The effect of zinc and phytoestrogen supplementation on the changes in mineral content of the femur of rats with chemically induced mammary carcinogenesis

The aim of this study was to assess skeletal effects of zinc or zinc with phytoestrogen (resveratrol or genistein) supplementation in an animal model of rats with DMBA-induced mammary carcinogenesis. The changes in bone parameters such as the length and mass were examined, as well as the changes in concentrations of selected minerals: calcium, magnesium, zinc, iron and phosphorus.
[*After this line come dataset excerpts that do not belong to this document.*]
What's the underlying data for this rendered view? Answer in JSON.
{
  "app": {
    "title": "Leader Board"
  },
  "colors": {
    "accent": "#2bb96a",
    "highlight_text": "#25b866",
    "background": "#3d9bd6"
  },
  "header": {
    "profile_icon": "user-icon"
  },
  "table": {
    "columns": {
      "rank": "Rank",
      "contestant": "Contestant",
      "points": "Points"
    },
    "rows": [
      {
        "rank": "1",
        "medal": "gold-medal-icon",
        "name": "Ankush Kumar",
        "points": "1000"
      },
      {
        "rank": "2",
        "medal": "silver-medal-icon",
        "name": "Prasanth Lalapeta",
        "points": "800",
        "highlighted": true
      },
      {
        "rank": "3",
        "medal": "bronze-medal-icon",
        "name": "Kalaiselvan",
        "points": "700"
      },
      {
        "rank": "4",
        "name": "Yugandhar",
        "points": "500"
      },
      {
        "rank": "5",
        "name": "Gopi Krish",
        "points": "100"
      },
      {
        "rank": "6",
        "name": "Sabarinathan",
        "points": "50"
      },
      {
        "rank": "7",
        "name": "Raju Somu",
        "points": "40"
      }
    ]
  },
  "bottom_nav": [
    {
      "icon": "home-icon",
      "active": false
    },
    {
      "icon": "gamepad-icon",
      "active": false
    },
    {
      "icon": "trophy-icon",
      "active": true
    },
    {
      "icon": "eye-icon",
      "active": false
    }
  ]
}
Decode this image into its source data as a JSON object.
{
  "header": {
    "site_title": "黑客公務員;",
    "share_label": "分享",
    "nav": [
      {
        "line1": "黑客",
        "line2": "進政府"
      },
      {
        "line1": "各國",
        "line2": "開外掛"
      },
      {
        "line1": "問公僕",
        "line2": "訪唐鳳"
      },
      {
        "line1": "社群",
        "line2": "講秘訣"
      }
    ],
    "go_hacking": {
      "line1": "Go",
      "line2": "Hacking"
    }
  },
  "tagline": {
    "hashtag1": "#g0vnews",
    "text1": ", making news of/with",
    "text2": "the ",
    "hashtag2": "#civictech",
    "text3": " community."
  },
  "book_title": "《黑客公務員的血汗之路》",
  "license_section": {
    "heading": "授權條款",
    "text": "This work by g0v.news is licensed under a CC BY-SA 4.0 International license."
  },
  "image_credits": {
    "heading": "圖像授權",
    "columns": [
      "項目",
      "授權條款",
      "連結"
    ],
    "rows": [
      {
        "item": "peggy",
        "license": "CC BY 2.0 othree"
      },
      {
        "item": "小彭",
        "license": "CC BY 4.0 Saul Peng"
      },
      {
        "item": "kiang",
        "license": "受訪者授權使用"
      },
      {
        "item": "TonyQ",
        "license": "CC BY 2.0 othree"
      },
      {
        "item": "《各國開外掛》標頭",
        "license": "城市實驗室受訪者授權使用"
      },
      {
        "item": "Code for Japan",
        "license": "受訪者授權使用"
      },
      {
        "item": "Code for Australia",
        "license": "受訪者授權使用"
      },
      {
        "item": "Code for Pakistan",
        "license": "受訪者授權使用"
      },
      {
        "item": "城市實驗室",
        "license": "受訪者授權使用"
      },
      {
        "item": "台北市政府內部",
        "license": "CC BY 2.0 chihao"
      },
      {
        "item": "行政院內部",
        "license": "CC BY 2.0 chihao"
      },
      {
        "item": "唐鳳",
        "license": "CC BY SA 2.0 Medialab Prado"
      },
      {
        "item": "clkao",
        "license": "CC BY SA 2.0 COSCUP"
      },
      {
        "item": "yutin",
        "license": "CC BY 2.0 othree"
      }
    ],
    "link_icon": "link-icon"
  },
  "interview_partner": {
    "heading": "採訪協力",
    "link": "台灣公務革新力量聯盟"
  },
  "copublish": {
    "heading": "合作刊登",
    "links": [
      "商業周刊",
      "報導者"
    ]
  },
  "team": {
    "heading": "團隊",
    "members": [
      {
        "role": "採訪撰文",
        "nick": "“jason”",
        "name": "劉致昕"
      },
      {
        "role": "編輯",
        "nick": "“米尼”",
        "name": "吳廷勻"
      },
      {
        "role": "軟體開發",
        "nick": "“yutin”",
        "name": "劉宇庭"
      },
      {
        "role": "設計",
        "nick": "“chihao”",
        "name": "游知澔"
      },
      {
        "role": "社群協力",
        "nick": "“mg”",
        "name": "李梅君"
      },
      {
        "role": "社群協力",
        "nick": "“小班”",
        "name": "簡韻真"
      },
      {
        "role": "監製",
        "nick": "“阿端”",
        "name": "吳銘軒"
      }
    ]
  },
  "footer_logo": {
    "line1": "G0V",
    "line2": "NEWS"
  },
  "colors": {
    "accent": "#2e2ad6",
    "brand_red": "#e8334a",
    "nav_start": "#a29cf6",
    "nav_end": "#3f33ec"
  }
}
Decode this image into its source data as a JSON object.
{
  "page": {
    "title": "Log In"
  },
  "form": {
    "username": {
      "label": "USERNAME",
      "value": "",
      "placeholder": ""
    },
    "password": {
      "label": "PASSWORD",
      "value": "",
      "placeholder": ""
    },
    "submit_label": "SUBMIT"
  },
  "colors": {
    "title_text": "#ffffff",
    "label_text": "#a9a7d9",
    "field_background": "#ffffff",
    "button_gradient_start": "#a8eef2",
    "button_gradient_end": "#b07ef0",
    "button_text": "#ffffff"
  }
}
Moreover, the investigations focused on finding the differences between the levels of iron and zinc in other tissues: the liver, spleen and serum of the examined rats.Fifty-six female Sprague–Dawley rats, 40 days old, were divided into four groups, regardless of the diets: standard (77mg Zn kg/food), zinc (4.6mg/mL via gavage), zinc (4.6mg/mL) plus resveratrol (0.2mg/kgbw), and zinc (4.6mg/mL) plus genistein (0.2mg/kgbw) for a period from 40 days until 20 weeks of age. The study rats were also treated with 7,12-dimethyl-1,2-benz[a]anthracene (DMBA) to induce mammary carcinogenesis.The applied diet and the advanced mammary cancer did not affect macrometric parameters of the rats’ bones, but they strongly affected their mineral content. It was found that mammary cancer, irrespectively of the applied diet, significantly modified the iron level in the femur, liver, spleen and serum of the examined rats. In addition, zinc supplementation significantly lowered the levels of calcium, magnesium and phosphorus in the femur of rats with mammary cancer as compared with respective levels in the control group. So, it was found that additional supplementation with zinc, which is generally considered to be an antioxidant, with the co-existing mammary carcinoma, increased the unfavorable changes as concerns the stability of bone tissue. The appropriate combination of zinc and phytoestrogens (resveratrol or genistein) could help prevent or slow bone loss associated with a range of skeletal disorders in breast cancer.